Versatile leadership like that is hard to find. On a team full of leaders, Mercer provides something unique to the mix. Reading the room and understanding situations is quite literally her life. 

On the field, Mercer’s vocal. She directs traffic on defense and communicates adjustments on the fly. Off the field, Mercer is compassionate and understanding. Megan Douty, who played with Mercer at Maryland and has since played alongside her in the U.S. system, learns from Mercer whenever they’re together. 

“What she does for a living is very unique and special,” Douty said. “We roomed together at the last training weekend, and she just had great perspective about the tryout process and being part of a national team.” 

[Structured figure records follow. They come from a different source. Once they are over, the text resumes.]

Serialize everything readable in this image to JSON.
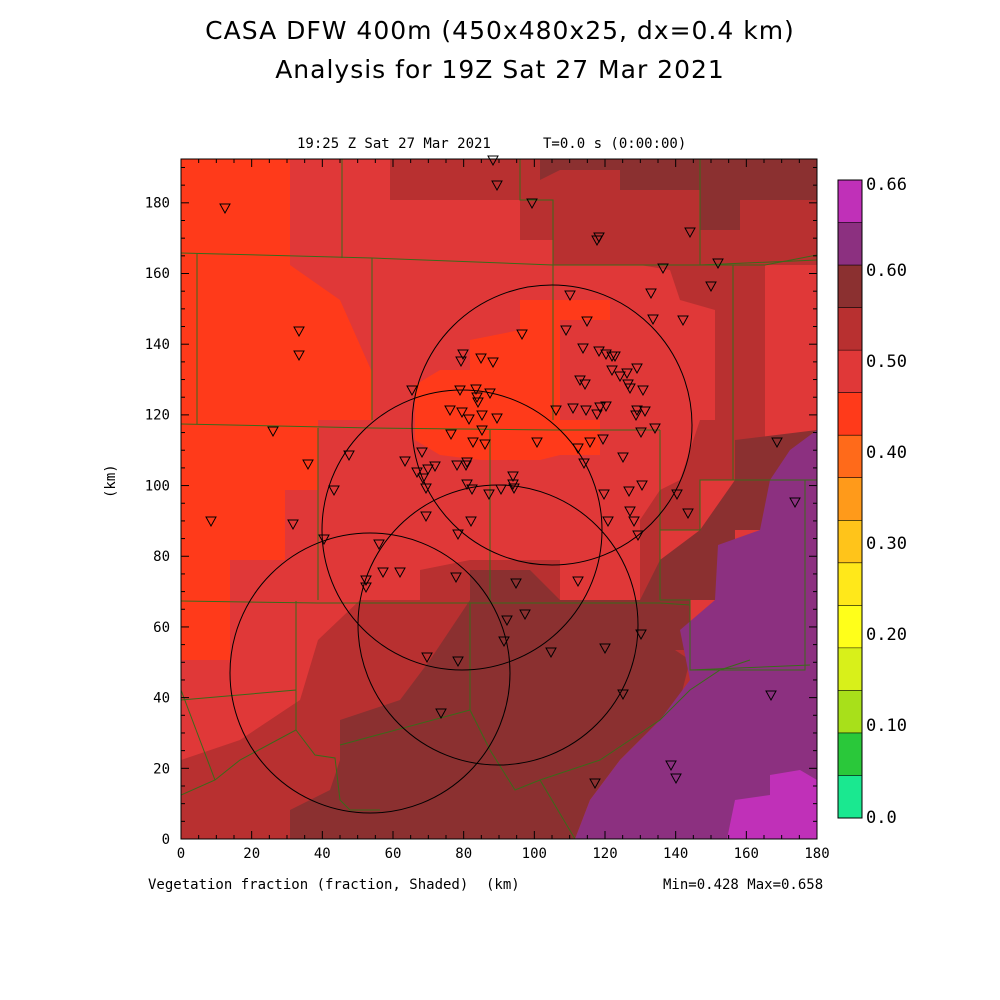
{
  "title_line1": "CASA DFW 400m (450x480x25, dx=0.4 km)",
  "title_line2": "Analysis for 19Z Sat 27 Mar 2021",
  "plot_time": "19:25 Z Sat 27 Mar 2021",
  "plot_t": "T=0.0 s (0:00:00)",
  "y_axis_label": "(km)",
  "x_axis_unit": "(km)",
  "field_label": "Vegetation fraction (fraction, Shaded)",
  "min_max": "Min=0.428 Max=0.658",
  "x_ticks": [
    "0",
    "20",
    "40",
    "60",
    "80",
    "100",
    "120",
    "140",
    "160",
    "180"
  ],
  "y_ticks": [
    "0",
    "20",
    "40",
    "60",
    "80",
    "100",
    "120",
    "140",
    "160",
    "180"
  ],
  "colorbar": {
    "labels": [
      "0.66",
      "0.60",
      "0.50",
      "0.40",
      "0.30",
      "0.20",
      "0.10",
      "0.0"
    ],
    "colors": [
      "#c030b8",
      "#8c3080",
      "#8b3030",
      "#b83030",
      "#e03838",
      "#ff3a1a",
      "#ff6a1a",
      "#ff9a1a",
      "#ffc41a",
      "#ffe81a",
      "#ffff1a",
      "#d8f01a",
      "#a8e01a",
      "#2ac83a",
      "#1ae890"
    ]
  },
  "colors": {
    "veg_043": "#ff3a1a",
    "veg_047": "#e03838",
    "veg_052": "#b83030",
    "veg_057": "#8b3030",
    "veg_063": "#8c3080",
    "veg_066": "#c030b8",
    "county_line": "#3a6a1a"
  }
}
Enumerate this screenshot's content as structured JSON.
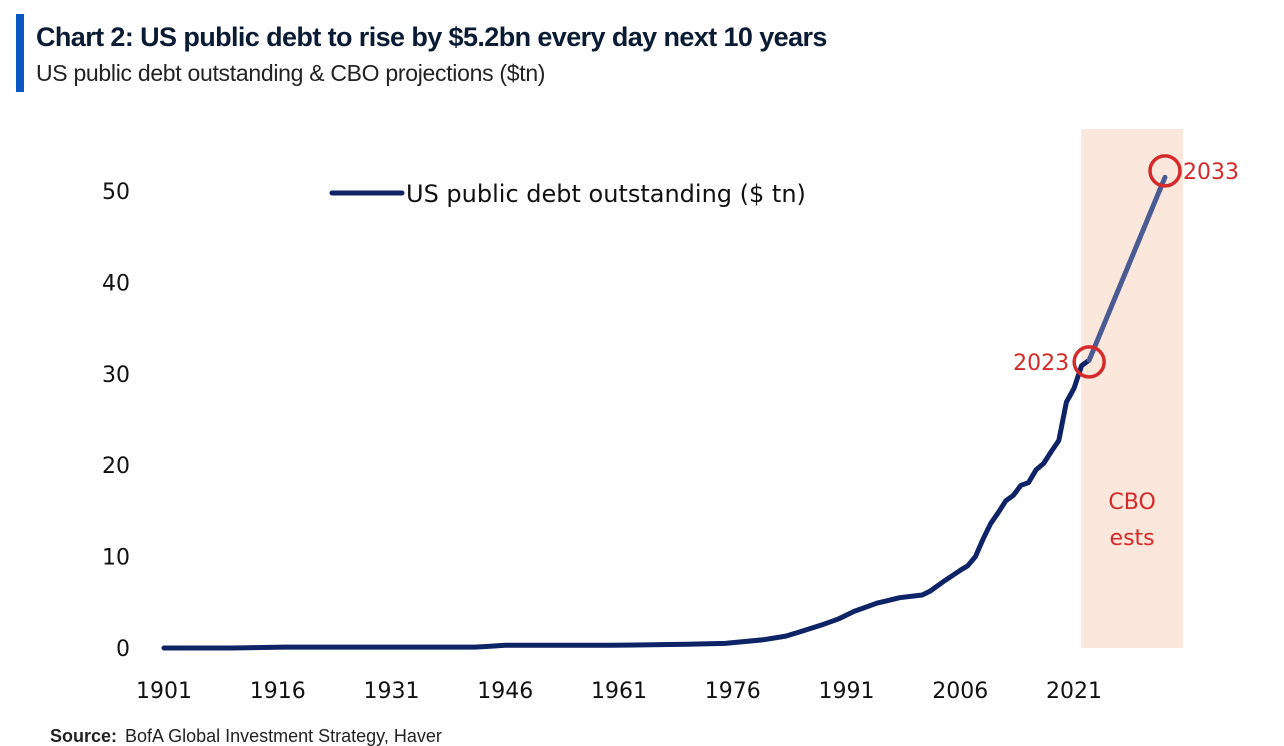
{
  "header": {
    "title": "Chart 2: US public debt to rise by $5.2bn every day next 10 years",
    "subtitle": "US public debt outstanding & CBO projections ($tn)"
  },
  "footer": {
    "source_label": "Source:",
    "source_text": "BofA Global Investment Strategy, Haver"
  },
  "colors": {
    "line": "#0f2466",
    "projection_line": "#4a5a93",
    "shade": "#fbe7dc",
    "annotation": "#d42a2a",
    "accent_bar": "#0a57c2"
  },
  "chart_data": {
    "type": "line",
    "title": "",
    "xlabel": "",
    "ylabel": "",
    "xlim": [
      1901,
      2033
    ],
    "ylim": [
      0,
      50
    ],
    "x_ticks": [
      "1901",
      "1916",
      "1931",
      "1946",
      "1961",
      "1976",
      "1991",
      "2006",
      "2021"
    ],
    "y_ticks": [
      "0",
      "10",
      "20",
      "30",
      "40",
      "50"
    ],
    "grid": false,
    "legend_position": "top-left",
    "series": [
      {
        "name": "US public debt outstanding ($ tn)",
        "x": [
          1901,
          1910,
          1917,
          1920,
          1930,
          1940,
          1942,
          1944,
          1946,
          1950,
          1960,
          1970,
          1975,
          1980,
          1983,
          1985,
          1988,
          1990,
          1992,
          1995,
          1998,
          2000,
          2001,
          2002,
          2004,
          2006,
          2007,
          2008,
          2009,
          2010,
          2011,
          2012,
          2013,
          2014,
          2015,
          2016,
          2017,
          2018,
          2019,
          2020,
          2021,
          2022,
          2023,
          2024,
          2026,
          2028,
          2030,
          2033
        ],
        "y": [
          0.0,
          0.0,
          0.1,
          0.1,
          0.1,
          0.1,
          0.1,
          0.2,
          0.3,
          0.3,
          0.3,
          0.4,
          0.5,
          0.9,
          1.3,
          1.8,
          2.6,
          3.2,
          4.0,
          4.9,
          5.5,
          5.7,
          5.8,
          6.2,
          7.4,
          8.5,
          9.0,
          10.0,
          11.9,
          13.6,
          14.8,
          16.1,
          16.7,
          17.8,
          18.1,
          19.5,
          20.2,
          21.5,
          22.7,
          26.9,
          28.4,
          30.9,
          31.5,
          33.5,
          37.5,
          41.5,
          45.5,
          51.5
        ]
      }
    ],
    "projection": {
      "from": 2023,
      "to": 2033,
      "label_line1": "CBO",
      "label_line2": "ests"
    },
    "annotations": [
      {
        "x": 2023,
        "y": 31.3,
        "label": "2023",
        "side": "left"
      },
      {
        "x": 2033,
        "y": 52.2,
        "label": "2033",
        "side": "right"
      }
    ]
  }
}
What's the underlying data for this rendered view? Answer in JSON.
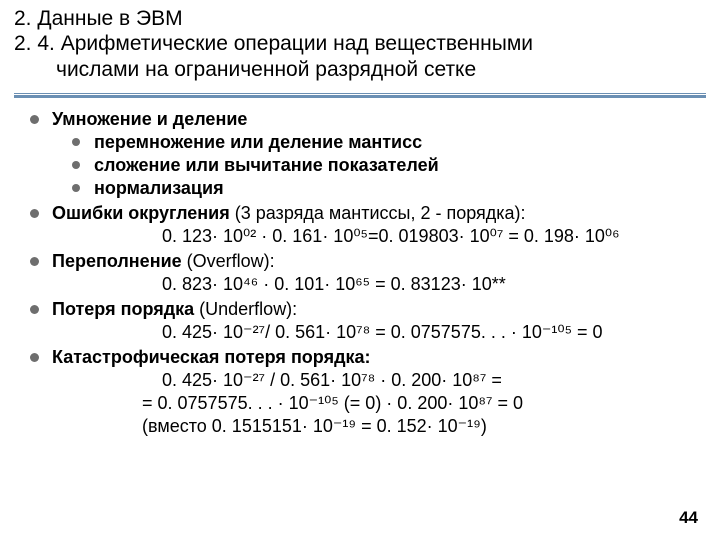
{
  "title": {
    "line1": "2. Данные в ЭВМ",
    "line2": "2. 4. Арифметические операции над вещественными",
    "line3": "числами на ограниченной разрядной сетке"
  },
  "items": {
    "muldiv": {
      "head": "Умножение и деление",
      "sub1": "перемножение или деление мантисс",
      "sub2": "сложение или вычитание показателей",
      "sub3": "нормализация"
    },
    "rounding": {
      "head": "Ошибки округления",
      "tail": " (3 разряда мантиссы, 2 - порядка):",
      "expr": "0. 123· 10⁰² · 0. 161· 10⁰⁵=0. 019803· 10⁰⁷ = 0. 198· 10⁰⁶"
    },
    "overflow": {
      "head": "Переполнение",
      "tail": " (Overflow):",
      "expr": "0. 823· 10⁴⁶ · 0. 101· 10⁶⁵ = 0. 83123· 10**"
    },
    "underflow": {
      "head": "Потеря порядка",
      "tail": " (Underflow):",
      "expr": "0. 425· 10⁻²⁷/ 0. 561· 10⁷⁸ = 0. 0757575. . . · 10⁻¹⁰⁵ = 0"
    },
    "catastrophic": {
      "head": "Катастрофическая потеря порядка:",
      "e1": "0. 425· 10⁻²⁷ / 0. 561· 10⁷⁸ · 0. 200· 10⁸⁷ =",
      "e2": "= 0. 0757575. . . · 10⁻¹⁰⁵ (= 0) · 0. 200· 10⁸⁷ = 0",
      "e3": "(вместо 0. 1515151· 10⁻¹⁹ = 0. 152· 10⁻¹⁹)"
    }
  },
  "page": "44"
}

A conversation with Mercer doesn’t intimate the type of on-field athlete she is. She’s tenacious — the same word Mercer uses to describe the U.S. defense as a whole. Mercer, Douty, Becca Block and Emma Trenchard are athletic, battle-tested and tactical. Best of all, they work off each other’s strengths and are there for relief on the rare occasions someone gets beat. 

“When breakdowns happen, you can feel very alone,” Mercer said. “Meg has always been that person for me. She’s so reliable. She’s consistent. She’s always doing her job. I never feel alone that out there.” 

Jenny Levy called Mercer “a freak.” She meant it in the nicest way. Mercer’s strong, long and can play aggressive, pressure defense or settled, system defense. Instinctively, Mercer knows exactly what to do and when to do it. 

It’s easy to see why her teammates look up to her. 

“She’s constantly reading the room and very honest with people — and very elite defensively on and off ball,” Levy said. “She’s a big communicator for us.” 

The World Lacrosse Women’s World Championship, which begins on June 29 in Towson, Md., is a grind. The tournament is a game-after-game, leave it all on the field type of event. When you’re getting the best another country can offer, that’s to be expected. 

Keeping mentally strong is paramount. Which means Mercer’s mere presence is an inherent advantage. 

“Everybody has mental health,” Mercer said. “It’s something I do think about when I’m with the team, whether we’re playing, communicating or touching base out of practice.”